Any axis specified by ...
or :
is interpreted as that indexing starts at 0.
In [11]:
>>> dx = nlcpy.sca.create_descriptor(nlcpy.random.rand(5,5,5,5))
>>> dx[...]
Out[11]:
stencil description
in_0[0, 0, 0, 0]
assigned arrays
in_0: shape=(5, 5, 5, 5), dtype=float64 array
computation size
nx = 5, ny = 5, nz = 5, nw = 5
In [12]:
>>> dx[..., 1]
Out[12]:
stencil description
in_0[0, 0, 0, 1]
assigned arrays
in_0: shape=(5, 5, 5, 5), dtype=float64 array
computation size
nx = 4, ny = 5, nz = 5, nw = 5
In [13]:
>>> dx[..., 1, :]
Out[13]:
stencil description
in_0[0, 0, 1, 0]
assigned arrays
in_0: shape=(5, 5, 5, 5), dtype=float64 array
computation size
nx = 5, ny = 4, nz = 5, nw = 5
In [14]:
>>> dx[:, 1, ...]
Out[14]:
stencil description
in_0[0, 1, 0, 0]
assigned arrays
in_0: shape=(5, 5, 5, 5), dtype=float64 array
computation size
nx = 5, ny = 5, nz = 4, nw = 5
Stencil Calculation Using Multiple Ndarrays
Even if there are two or more ndarrays
used for stencil computations, the same procedure can be used.
In [15]:
>>> x = nlcpy.arange(5, dtype='f4')
>>> y = nlcpy.arange(5, 0, -1, dtype='f4')

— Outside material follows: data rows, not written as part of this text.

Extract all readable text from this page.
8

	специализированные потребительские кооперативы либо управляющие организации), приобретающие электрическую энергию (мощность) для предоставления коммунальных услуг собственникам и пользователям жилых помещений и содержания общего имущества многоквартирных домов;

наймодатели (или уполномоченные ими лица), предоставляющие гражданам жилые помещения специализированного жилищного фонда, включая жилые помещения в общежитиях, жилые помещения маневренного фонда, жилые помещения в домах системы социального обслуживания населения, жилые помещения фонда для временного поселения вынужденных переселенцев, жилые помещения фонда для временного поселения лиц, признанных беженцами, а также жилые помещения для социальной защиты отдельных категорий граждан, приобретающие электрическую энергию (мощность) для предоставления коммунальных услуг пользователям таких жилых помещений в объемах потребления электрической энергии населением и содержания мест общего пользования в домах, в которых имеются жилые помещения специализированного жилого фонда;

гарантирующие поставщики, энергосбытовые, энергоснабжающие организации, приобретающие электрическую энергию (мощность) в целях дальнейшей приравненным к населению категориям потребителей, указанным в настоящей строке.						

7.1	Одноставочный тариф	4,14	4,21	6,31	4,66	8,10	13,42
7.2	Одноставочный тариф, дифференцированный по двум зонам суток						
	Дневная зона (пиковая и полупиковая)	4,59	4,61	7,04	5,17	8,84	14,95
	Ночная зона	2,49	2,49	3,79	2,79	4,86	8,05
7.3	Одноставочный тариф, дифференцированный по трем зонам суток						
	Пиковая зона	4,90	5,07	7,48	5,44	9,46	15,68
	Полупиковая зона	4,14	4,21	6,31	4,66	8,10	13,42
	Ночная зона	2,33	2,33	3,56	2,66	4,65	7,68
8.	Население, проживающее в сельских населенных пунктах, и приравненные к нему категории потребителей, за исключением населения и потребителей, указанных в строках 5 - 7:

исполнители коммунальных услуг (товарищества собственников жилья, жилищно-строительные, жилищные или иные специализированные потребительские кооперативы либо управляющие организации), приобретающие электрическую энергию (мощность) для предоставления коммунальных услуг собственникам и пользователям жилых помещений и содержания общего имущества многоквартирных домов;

>>> dx, dy = nlcpy.sca.create_descriptor((x, y))
>>> nlcpy.sca.create_kernel(dx[-1] + dy[1]).execute()
Out[15]:
array([0., 3., 3., 3., 0.], dtype=float32)
When shapes are different between multiple ndarrays
, the narrowest range is selected as the effective range.

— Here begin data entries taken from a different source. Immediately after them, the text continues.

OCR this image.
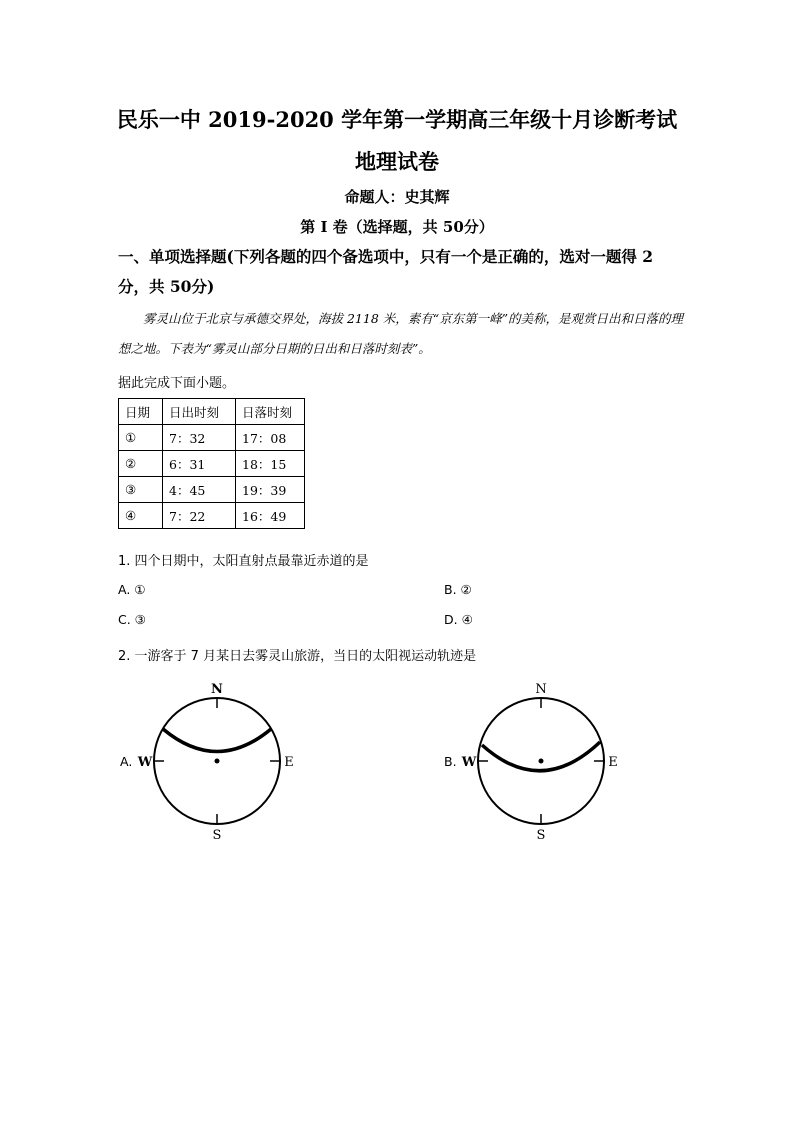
民乐一中 2019-2020 学年第一学期高三年级十月诊断考试
地理试卷
命题人：史其辉
第 I 卷（选择题，共 50分）
一、单项选择题(下列各题的四个备选项中，只有一个是正确的，选对一题得 2分，共 50分)
雾灵山位于北京与承德交界处，海拔 2118 米，素有“京东第一峰”的美称，是观赏日出和日落的理想之地。下表为“雾灵山部分日期的日出和日落时刻表”。
据此完成下面小题。
日期	日出时刻	日落时刻
①	7：32	17：08
②	6：31	18：15
③	4：45	19：39
④	7：22	16：49
1. 四个日期中，太阳直射点最靠近赤道的是
A. ①	B. ②
C. ③	D. ④
2. 一游客于 7 月某日去雾灵山旅游，当日的太阳视运动轨迹是
A.	B.
N
S
W	E
N
S
W	E
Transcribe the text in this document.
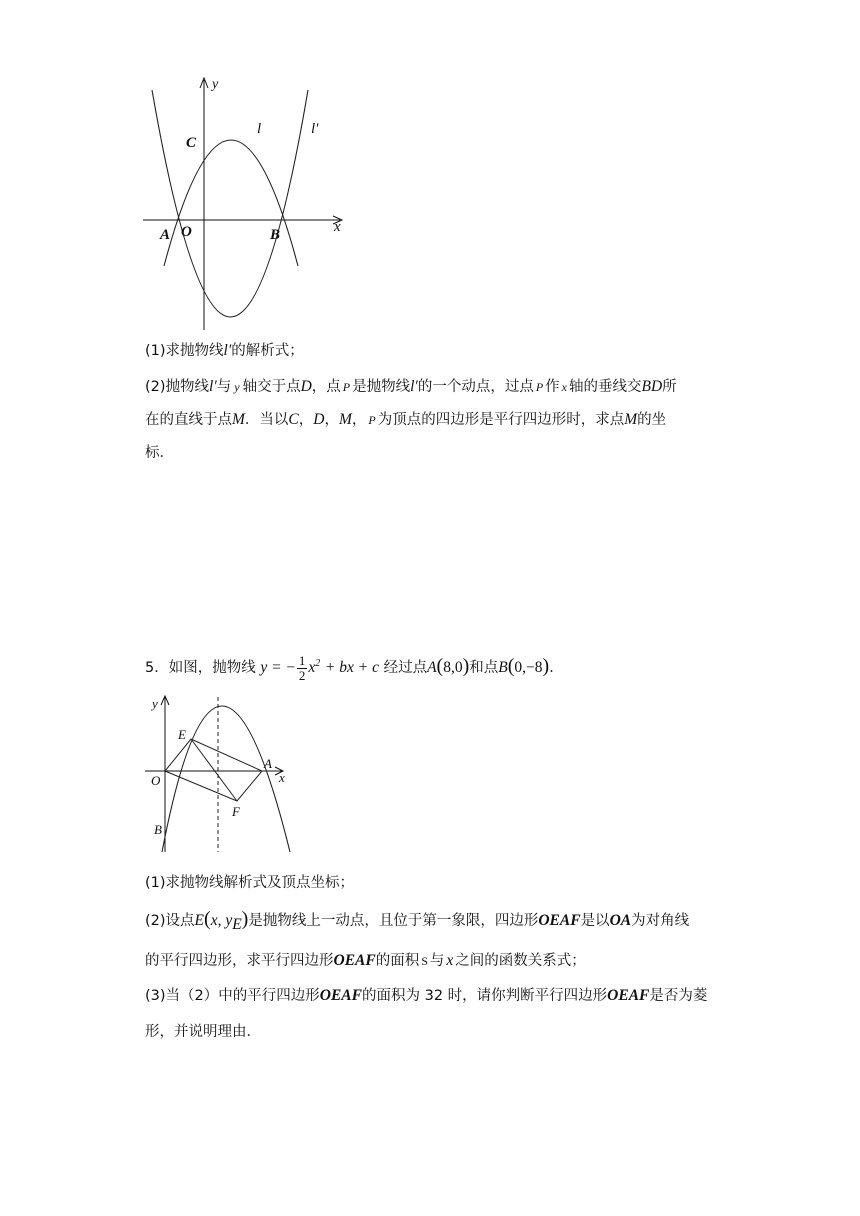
y
x
C
l	l′
A O	B
(1)求抛物线l′的解析式；
(2)抛物线l′与 y 轴交于点D，点 P 是抛物线l′的一个动点，过点 P 作 x 轴的垂线交BD所
在的直线于点M．当以C，D，M， P 为顶点的四边形是平行四边形时，求点M的坐
标．
5．如图，抛物线 y = − $\frac{1}{2} x^2$ + bx + c 经过点A(8,0)和点B(0,−8)．
y
E
O
A
x
F
B
(1)求抛物线解析式及顶点坐标；
(2)设点E(x, $y_E$)是抛物线上一动点，且位于第一象限，四边形OEAF是以OA为对角线
的平行四边形，求平行四边形OEAF的面积 S 与 x 之间的函数关系式；
(3)当（2）中的平行四边形OEAF的面积为 32 时，请你判断平行四边形OEAF是否为菱
形，并说明理由．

Below is an example of x.shape = (5, 5)
, y.shape = (4, 6)
In [16]:
>>> x = nlcpy.arange(5 * 5, dtype='f4').reshape(5, 5)
>>> y = nlcpy.arange(4 * 6, dtype='f4').reshape(4, 6)
>>> dx, dy = nlcpy.sca.create_descriptor((x, y))
>>> desc = dx[-1, 0] + dx[1, 0] + dx[0, -1] + dx[0, 1] + dy[-1, 0] + dy[1, 0] + dy[0, -1] + dy[0,1]
>>> nlcpy.sca.create_kernel(desc).execute()
Out[16]:
array([[ 0., 0., 0., 0., 0.],
[ 0., 52., 60., 68., 0.],
[ 0., 96., 104., 112., 0.],
[ 0., 0., 0., 0., 0.]], dtype=float32)
- In the above example
Effective range of x: [1:4, 1:4]
Effective range of y: [1:3, 1:5]
Therefore, the effective range of the output nlcpy.ndarray
becomes [1: 3, 1: 4]
, which is the minimum range for each axis.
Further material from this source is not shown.